Das sagt Helene Paulig, Stammkundin der Guten Seite:
Wer neugierig ist, tief in eine Vergangenheit einzutauchen, der ist bei Melania G. Mazzucco genau richtig. Durch ihre jahrelange mühevolle Recherche schafft sie es, das Leben im Rom des 17. Jahrhunderts atemberaubend lebendig auferstehen zu lassen. Sie beschreibt mit suggestiver sprachlicher Kraft die unmenschlichen feudalen Abhängigkeiten einer Gesellschaft vom mächtigen, selbstsüchtigen Klerus. Nicht nur die sogenannten einfachen Leute, auch alle Künstlerinnen und Künstler, die Rom so phantastisch gestaltet haben, trifft diese Abhängigkeit. Es ist ein Sittengemälde aus Macht, Schönheit, Brutalität, Kreativität, Widerstandskraft, handwerklichem Können und Visionen, das die Autorin mit Worten malt und das die Leserin nicht loslässt.

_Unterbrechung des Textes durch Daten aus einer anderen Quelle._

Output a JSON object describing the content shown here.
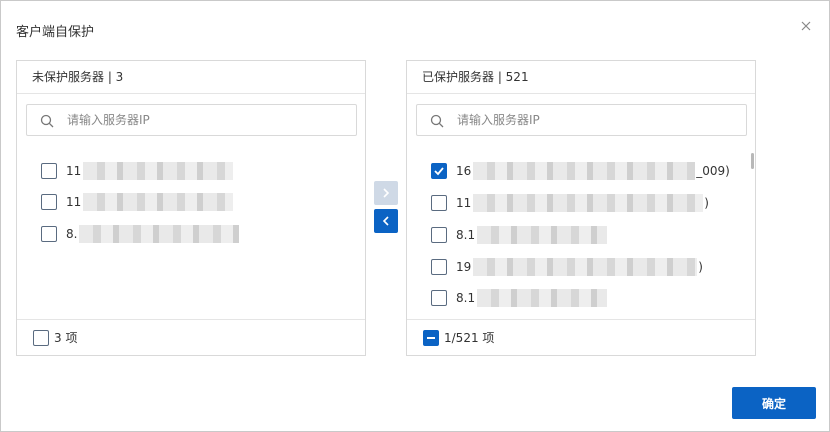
{
  "dialog": {
    "title": "客户端自保护",
    "close_icon": "close-icon"
  },
  "left_panel": {
    "header": "未保护服务器 | 3",
    "search_placeholder": "请输入服务器IP",
    "items": [
      {
        "prefix": "11",
        "suffix": "",
        "checked": false
      },
      {
        "prefix": "11",
        "suffix": "",
        "checked": false
      },
      {
        "prefix": "8.",
        "suffix": "",
        "checked": false
      }
    ],
    "footer_count": "3 项",
    "footer_state": "unchecked"
  },
  "right_panel": {
    "header": "已保护服务器 | 521",
    "search_placeholder": "请输入服务器IP",
    "items": [
      {
        "prefix": "16",
        "suffix": "_009)",
        "checked": true
      },
      {
        "prefix": "11",
        "suffix": ")",
        "checked": false
      },
      {
        "prefix": "8.1",
        "suffix": "",
        "checked": false
      },
      {
        "prefix": "19",
        "suffix": ")",
        "checked": false
      },
      {
        "prefix": "8.1",
        "suffix": "",
        "checked": false
      }
    ],
    "footer_count": "1/521 项",
    "footer_state": "partial"
  },
  "transfer": {
    "to_right_icon": "chevron-right-icon",
    "to_left_icon": "chevron-left-icon"
  },
  "footer": {
    "confirm_label": "确定"
  },
  "colors": {
    "primary": "#0b63c4",
    "disabled_arrow": "#cfd9e6",
    "border": "#d9d9d9"
  }
}
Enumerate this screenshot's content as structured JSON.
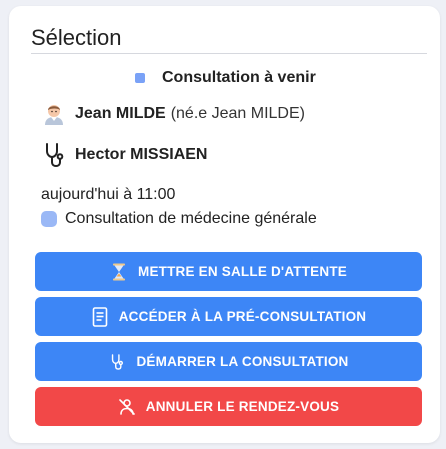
{
  "card": {
    "title": "Sélection",
    "status": {
      "label": "Consultation à venir",
      "color": "#7aa2f7"
    },
    "patient": {
      "icon": "patient-avatar-icon",
      "name": "Jean MILDE",
      "birth_name": "(né.e Jean MILDE)"
    },
    "doctor": {
      "icon": "stethoscope-icon",
      "name": "Hector MISSIAEN"
    },
    "datetime": "aujourd'hui à 11:00",
    "consultation_type": {
      "label": "Consultation de médecine générale",
      "color": "#9ab8f6"
    }
  },
  "actions": [
    {
      "label": "METTRE EN SALLE D'ATTENTE",
      "icon": "hourglass-icon",
      "color": "#3d86f6"
    },
    {
      "label": "ACCÉDER À LA PRÉ-CONSULTATION",
      "icon": "document-icon",
      "color": "#3d86f6"
    },
    {
      "label": "DÉMARRER LA CONSULTATION",
      "icon": "stethoscope-icon",
      "color": "#3d86f6"
    },
    {
      "label": "ANNULER LE RENDEZ-VOUS",
      "icon": "cancel-appointment-icon",
      "color": "#f24848"
    }
  ]
}
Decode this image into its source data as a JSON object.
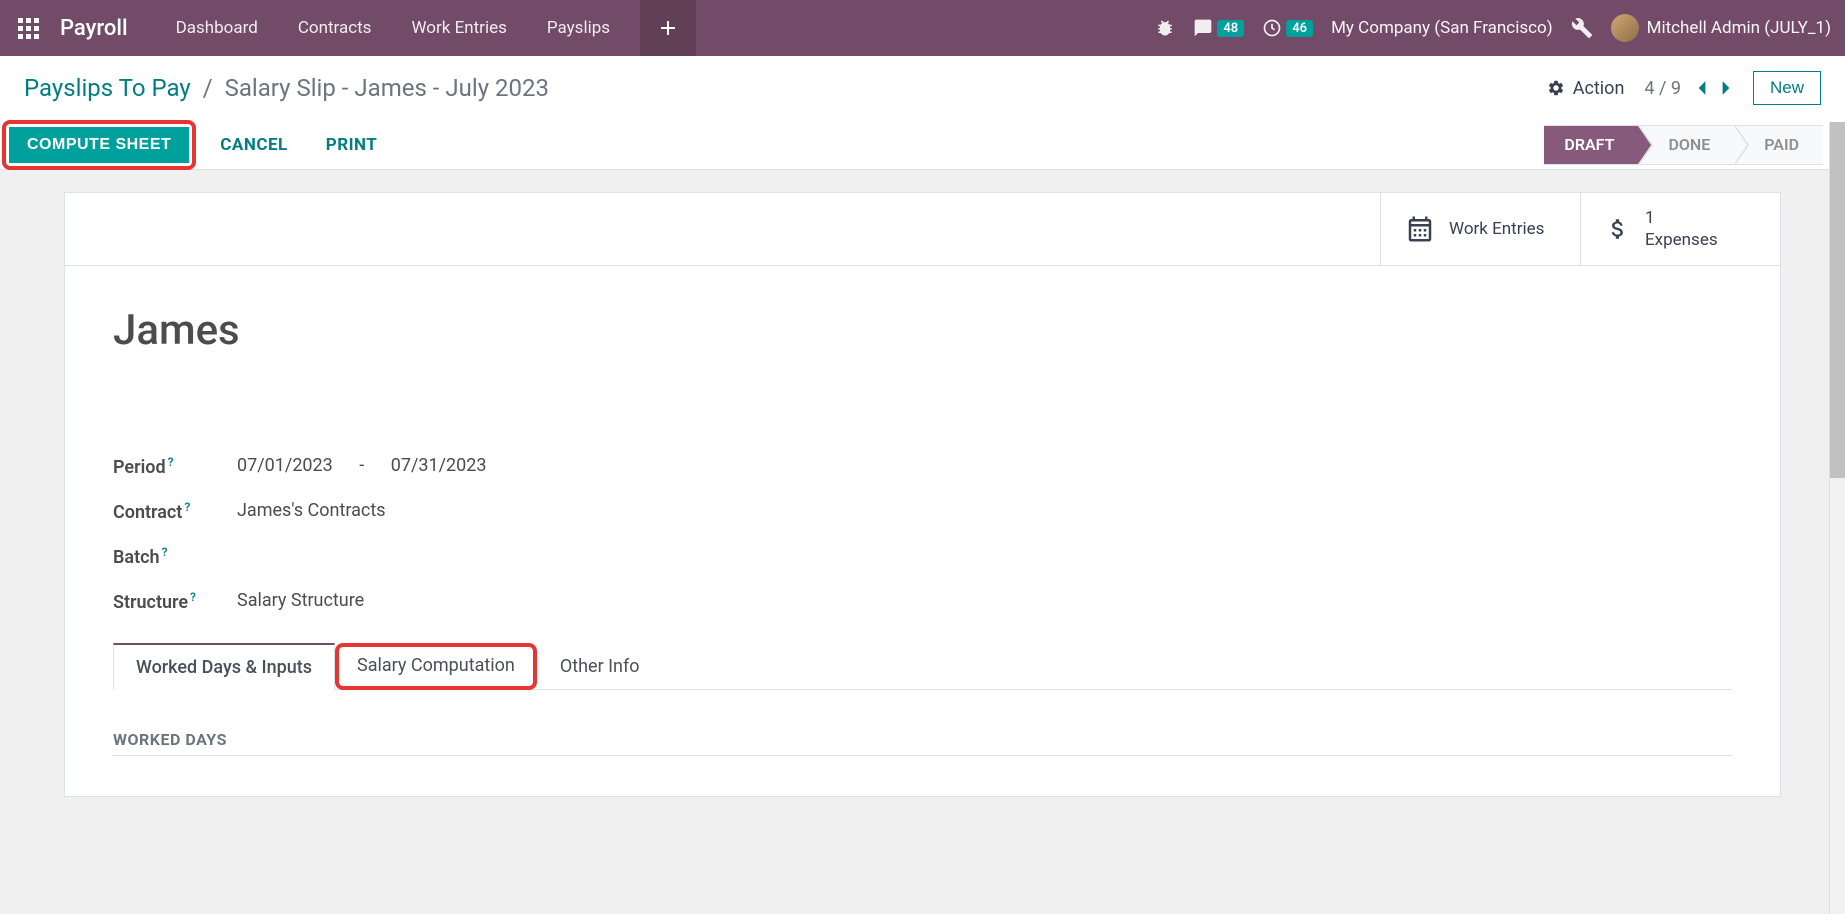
{
  "app_title": "Payroll",
  "nav": {
    "dashboard": "Dashboard",
    "contracts": "Contracts",
    "work_entries": "Work Entries",
    "payslips": "Payslips"
  },
  "topbar": {
    "messages_count": "48",
    "activities_count": "46",
    "company": "My Company (San Francisco)",
    "user": "Mitchell Admin (JULY_1)"
  },
  "breadcrumb": {
    "parent": "Payslips To Pay",
    "sep": "/",
    "current": "Salary Slip - James - July 2023"
  },
  "controls": {
    "action": "Action",
    "pager": "4 / 9",
    "new": "New"
  },
  "actions": {
    "compute": "COMPUTE SHEET",
    "cancel": "CANCEL",
    "print": "PRINT"
  },
  "status": {
    "draft": "DRAFT",
    "done": "DONE",
    "paid": "PAID"
  },
  "stats": {
    "work_entries": "Work Entries",
    "expenses_count": "1",
    "expenses_label": "Expenses"
  },
  "record": {
    "title": "James",
    "period_label": "Period",
    "period_from": "07/01/2023",
    "period_sep": "-",
    "period_to": "07/31/2023",
    "contract_label": "Contract",
    "contract_value": "James's Contracts",
    "batch_label": "Batch",
    "batch_value": "",
    "structure_label": "Structure",
    "structure_value": "Salary Structure"
  },
  "tabs": {
    "worked_days": "Worked Days & Inputs",
    "salary_comp": "Salary Computation",
    "other_info": "Other Info"
  },
  "section": {
    "worked_days_heading": "WORKED DAYS"
  },
  "help_marker": "?"
}
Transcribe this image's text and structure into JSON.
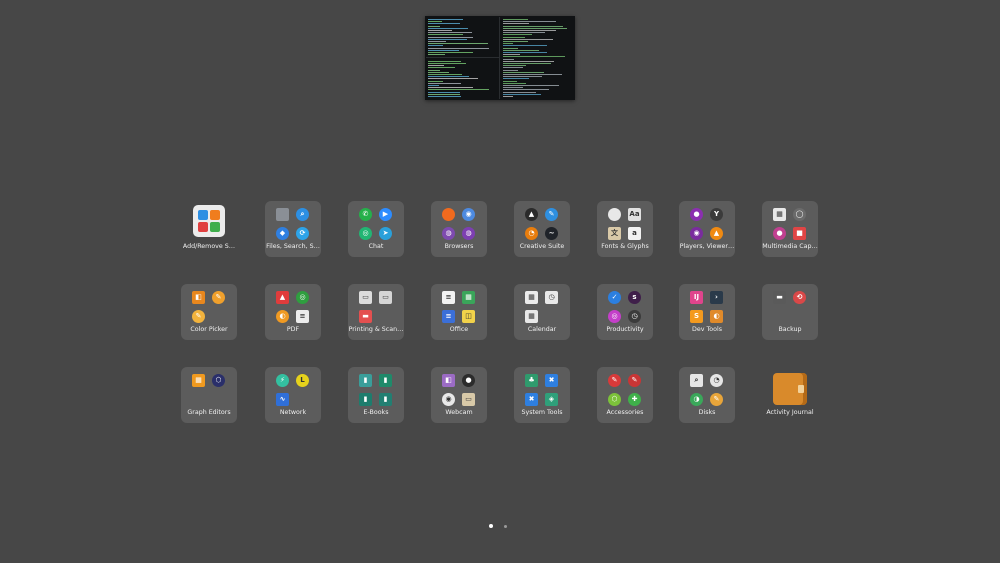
{
  "colors": {
    "background": "#474747",
    "folder": "#5c5c5c",
    "label": "#f0f0f0"
  },
  "workspace": {
    "name": "terminal-workspace-thumbnail"
  },
  "apps": [
    {
      "label": "Add/Remove S…",
      "kind": "single",
      "big": "addremove",
      "icons": []
    },
    {
      "label": "Files, Search, S…",
      "kind": "folder",
      "icons": [
        {
          "name": "file-cabinet-icon",
          "color": "#8a8f96",
          "sq": true,
          "glyph": ""
        },
        {
          "name": "search-app-icon",
          "color": "#2c8fe3",
          "sq": false,
          "glyph": "⌕"
        },
        {
          "name": "dropbox-icon",
          "color": "#2f7fe0",
          "sq": false,
          "glyph": "◆"
        },
        {
          "name": "sync-icon",
          "color": "#2da3e8",
          "sq": false,
          "glyph": "⟳"
        }
      ]
    },
    {
      "label": "Chat",
      "kind": "folder",
      "icons": [
        {
          "name": "whatsapp-icon",
          "color": "#25b04a",
          "sq": false,
          "glyph": "✆"
        },
        {
          "name": "zoom-icon",
          "color": "#2d8cff",
          "sq": false,
          "glyph": "▶"
        },
        {
          "name": "signal-icon",
          "color": "#22b573",
          "sq": false,
          "glyph": "◎"
        },
        {
          "name": "telegram-icon",
          "color": "#2aa0da",
          "sq": false,
          "glyph": "➤"
        }
      ]
    },
    {
      "label": "Browsers",
      "kind": "folder",
      "icons": [
        {
          "name": "firefox-icon",
          "color": "#f06a1e",
          "sq": false,
          "glyph": ""
        },
        {
          "name": "chromium-icon",
          "color": "#4d8ae0",
          "sq": false,
          "glyph": "◉"
        },
        {
          "name": "tor-browser-icon",
          "color": "#7e4ab0",
          "sq": false,
          "glyph": "◍"
        },
        {
          "name": "tor-icon",
          "color": "#7d3fb2",
          "sq": false,
          "glyph": "◍"
        }
      ]
    },
    {
      "label": "Creative Suite",
      "kind": "folder",
      "icons": [
        {
          "name": "inkscape-icon",
          "color": "#2b2b2b",
          "sq": false,
          "glyph": "▲"
        },
        {
          "name": "krita-icon",
          "color": "#2e8fe0",
          "sq": false,
          "glyph": "✎"
        },
        {
          "name": "blender-icon",
          "color": "#e87d0d",
          "sq": false,
          "glyph": "◔"
        },
        {
          "name": "darktable-icon",
          "color": "#1f2329",
          "sq": false,
          "glyph": "~"
        }
      ]
    },
    {
      "label": "Fonts & Glyphs",
      "kind": "folder",
      "icons": [
        {
          "name": "font-manager-icon",
          "color": "#e8e8e8",
          "sq": false,
          "glyph": ""
        },
        {
          "name": "glyphs-icon",
          "color": "#e0e0e0",
          "sq": true,
          "glyph": "Aa"
        },
        {
          "name": "character-map-icon",
          "color": "#d9c9a8",
          "sq": true,
          "glyph": "文"
        },
        {
          "name": "font-viewer-icon",
          "color": "#f2f2f2",
          "sq": true,
          "glyph": "a"
        }
      ]
    },
    {
      "label": "Players, Viewer…",
      "kind": "folder",
      "icons": [
        {
          "name": "music-player-icon",
          "color": "#8b2fb0",
          "sq": false,
          "glyph": "●"
        },
        {
          "name": "cocktail-icon",
          "color": "#3b3b3b",
          "sq": false,
          "glyph": "Y"
        },
        {
          "name": "audio-player-icon",
          "color": "#7a2c9e",
          "sq": false,
          "glyph": "◉"
        },
        {
          "name": "vlc-icon",
          "color": "#f08a12",
          "sq": false,
          "glyph": "▲"
        }
      ]
    },
    {
      "label": "Multimedia Cap…",
      "kind": "folder",
      "icons": [
        {
          "name": "screenshot-icon",
          "color": "#e8e8e8",
          "sq": true,
          "glyph": "▦"
        },
        {
          "name": "camera-icon",
          "color": "#6b6b6b",
          "sq": false,
          "glyph": "◯"
        },
        {
          "name": "obs-icon",
          "color": "#c04090",
          "sq": false,
          "glyph": "●"
        },
        {
          "name": "screen-recorder-icon",
          "color": "#e04545",
          "sq": true,
          "glyph": "■"
        }
      ]
    },
    {
      "label": "Color Picker",
      "kind": "folder",
      "icons": [
        {
          "name": "gpick-icon",
          "color": "#e8871e",
          "sq": true,
          "glyph": "◧"
        },
        {
          "name": "eyedropper-icon",
          "color": "#f0a02c",
          "sq": false,
          "glyph": "✎"
        },
        {
          "name": "color-picker-icon",
          "color": "#f2b33d",
          "sq": false,
          "glyph": "✎"
        }
      ]
    },
    {
      "label": "PDF",
      "kind": "folder",
      "icons": [
        {
          "name": "pdf-reader-icon",
          "color": "#e03c3c",
          "sq": true,
          "glyph": "▲"
        },
        {
          "name": "pdf-arranger-icon",
          "color": "#2f9e3f",
          "sq": false,
          "glyph": "◎"
        },
        {
          "name": "pdf-tools-icon",
          "color": "#f09a22",
          "sq": false,
          "glyph": "◐"
        },
        {
          "name": "document-viewer-icon",
          "color": "#ececec",
          "sq": true,
          "glyph": "≡"
        }
      ]
    },
    {
      "label": "Printing & Scan…",
      "kind": "folder",
      "icons": [
        {
          "name": "printer-icon",
          "color": "#dcdcdc",
          "sq": true,
          "glyph": "▭"
        },
        {
          "name": "scanner-icon",
          "color": "#d5d5d5",
          "sq": true,
          "glyph": "▭"
        },
        {
          "name": "print-queue-icon",
          "color": "#e45050",
          "sq": true,
          "glyph": "▬"
        }
      ]
    },
    {
      "label": "Office",
      "kind": "folder",
      "icons": [
        {
          "name": "writer-icon",
          "color": "#f2f2f2",
          "sq": true,
          "glyph": "≡"
        },
        {
          "name": "calc-icon",
          "color": "#3aa55a",
          "sq": true,
          "glyph": "▦"
        },
        {
          "name": "docs-icon",
          "color": "#3b6fd8",
          "sq": true,
          "glyph": "≡"
        },
        {
          "name": "impress-icon",
          "color": "#f2d24a",
          "sq": true,
          "glyph": "◫"
        }
      ]
    },
    {
      "label": "Calendar",
      "kind": "folder",
      "icons": [
        {
          "name": "calendar-icon",
          "color": "#ececec",
          "sq": true,
          "glyph": "▦"
        },
        {
          "name": "calendar-alt-icon",
          "color": "#e9e9e9",
          "sq": true,
          "glyph": "◷"
        },
        {
          "name": "planner-icon",
          "color": "#e8e8e8",
          "sq": true,
          "glyph": "▦"
        }
      ]
    },
    {
      "label": "Productivity",
      "kind": "folder",
      "icons": [
        {
          "name": "todo-icon",
          "color": "#2b7fe0",
          "sq": false,
          "glyph": "✓"
        },
        {
          "name": "slack-icon",
          "color": "#3f1f4a",
          "sq": false,
          "glyph": "s"
        },
        {
          "name": "pomodoro-icon",
          "color": "#c43fc9",
          "sq": false,
          "glyph": "◎"
        },
        {
          "name": "clock-icon",
          "color": "#3b3b3b",
          "sq": false,
          "glyph": "◷"
        }
      ]
    },
    {
      "label": "Dev Tools",
      "kind": "folder",
      "icons": [
        {
          "name": "ide-icon",
          "color": "#e0448c",
          "sq": true,
          "glyph": "IJ"
        },
        {
          "name": "terminal-app-icon",
          "color": "#2a3a4a",
          "sq": true,
          "glyph": "›"
        },
        {
          "name": "sublime-icon",
          "color": "#f49a1e",
          "sq": true,
          "glyph": "S"
        },
        {
          "name": "diff-tool-icon",
          "color": "#e08a2a",
          "sq": true,
          "glyph": "◐"
        }
      ]
    },
    {
      "label": "Backup",
      "kind": "folder",
      "icons": [
        {
          "name": "backup-tool-icon",
          "color": "#5a5a5a",
          "sq": true,
          "glyph": "▬"
        },
        {
          "name": "timeshift-icon",
          "color": "#d94848",
          "sq": false,
          "glyph": "⟲"
        }
      ]
    },
    {
      "label": "Graph Editors",
      "kind": "folder",
      "icons": [
        {
          "name": "diagram-editor-icon",
          "color": "#f09a1f",
          "sq": true,
          "glyph": "▦"
        },
        {
          "name": "graph-tool-icon",
          "color": "#2a2f6a",
          "sq": false,
          "glyph": "⬡"
        }
      ]
    },
    {
      "label": "Network",
      "kind": "folder",
      "icons": [
        {
          "name": "network-monitor-icon",
          "color": "#33c0a0",
          "sq": false,
          "glyph": "⚡"
        },
        {
          "name": "wireshark-icon",
          "color": "#e6d21c",
          "sq": false,
          "glyph": "L"
        },
        {
          "name": "network-tool-icon",
          "color": "#2f6fd8",
          "sq": true,
          "glyph": "∿"
        }
      ]
    },
    {
      "label": "E-Books",
      "kind": "folder",
      "icons": [
        {
          "name": "ebook-reader-icon",
          "color": "#3a9e9a",
          "sq": true,
          "glyph": "▮"
        },
        {
          "name": "ebook-library-icon",
          "color": "#1f8a6a",
          "sq": true,
          "glyph": "▮"
        },
        {
          "name": "ebook-viewer-icon",
          "color": "#1d7d6d",
          "sq": true,
          "glyph": "▮"
        },
        {
          "name": "ebook-editor-icon",
          "color": "#227f72",
          "sq": true,
          "glyph": "▮"
        }
      ]
    },
    {
      "label": "Webcam",
      "kind": "folder",
      "icons": [
        {
          "name": "webcam-app-icon",
          "color": "#9b6bc4",
          "sq": true,
          "glyph": "◧"
        },
        {
          "name": "record-icon",
          "color": "#2c2c2c",
          "sq": false,
          "glyph": "●"
        },
        {
          "name": "webcam-viewer-icon",
          "color": "#e8e8e8",
          "sq": false,
          "glyph": "◉"
        },
        {
          "name": "camera-control-icon",
          "color": "#d8c9a8",
          "sq": true,
          "glyph": "▭"
        }
      ]
    },
    {
      "label": "System Tools",
      "kind": "folder",
      "icons": [
        {
          "name": "system-monitor-icon",
          "color": "#2f9b6d",
          "sq": true,
          "glyph": "♣"
        },
        {
          "name": "system-settings-icon",
          "color": "#2e7fe0",
          "sq": true,
          "glyph": "✖"
        },
        {
          "name": "system-info-icon",
          "color": "#2e7fe0",
          "sq": true,
          "glyph": "✖"
        },
        {
          "name": "system-package-icon",
          "color": "#2fa07a",
          "sq": true,
          "glyph": "◈"
        }
      ]
    },
    {
      "label": "Accessories",
      "kind": "folder",
      "icons": [
        {
          "name": "screwdriver-icon",
          "color": "#d83a3a",
          "sq": false,
          "glyph": "✎"
        },
        {
          "name": "wrench-icon",
          "color": "#c93535",
          "sq": false,
          "glyph": "✎"
        },
        {
          "name": "package-icon",
          "color": "#7cc23a",
          "sq": false,
          "glyph": "⬡"
        },
        {
          "name": "puzzle-icon",
          "color": "#3fb04a",
          "sq": false,
          "glyph": "✚"
        }
      ]
    },
    {
      "label": "Disks",
      "kind": "folder",
      "icons": [
        {
          "name": "disk-usage-icon",
          "color": "#e6e6e6",
          "sq": true,
          "glyph": "⌕"
        },
        {
          "name": "disk-analyzer-icon",
          "color": "#e6e6e6",
          "sq": false,
          "glyph": "◔"
        },
        {
          "name": "partition-icon",
          "color": "#3aa85a",
          "sq": false,
          "glyph": "◑"
        },
        {
          "name": "disk-cleaner-icon",
          "color": "#e8a53a",
          "sq": false,
          "glyph": "✎"
        }
      ]
    },
    {
      "label": "Activity Journal",
      "kind": "single",
      "big": "journal",
      "icons": []
    }
  ],
  "pages": [
    {
      "active": true
    },
    {
      "active": false
    }
  ]
}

Spannend an diesem Buch ist, dass die handelnden Figuren gelebt haben. Viele ihrer Werke sind bis heute in Rom zu besichtigen. So auch von Plautilla Bricci, genannt Briccia (1616-1705). Sie hatte das Glück, einen inspirierenden Vater zu haben. „Viele Jahre konnte ich mich nur auf drei Dinge verlassen: Gott, meinen Vater und die Jungfrau Maria“, heißt es im Roman. Denn Väter kümmerten sich nicht um ihre Kinder in jener Zeit: „Rutilio bezahlte weder Alimente, noch beteiligte er sich in irgendeiner Weise an ihrer (seiner Töchter – Anm. H.P.) Erziehung. Dafür wurde er nicht verachtet, denn alle Väter machten es so; den Söhnen widmeten sie außergewöhnlich wenig Energie, und den Töchtern gar keine.“ Bei Giovanni Bricci war das anders. Er sprühte vor Kreativität, Geist, Klugheit und Wissen; er konnte damit auch seine Familie über die Runden bringen, auch wenn die Armut immer vor der Tür stand. Er führte seine aufgeweckte und neugierige Tochter in die Malerei und Kunst ein, schrieb eine Abhandlung über den Satz des Pythagoras und diskutierte mit ihr darüber, er ließ sie seine Komödien spielen.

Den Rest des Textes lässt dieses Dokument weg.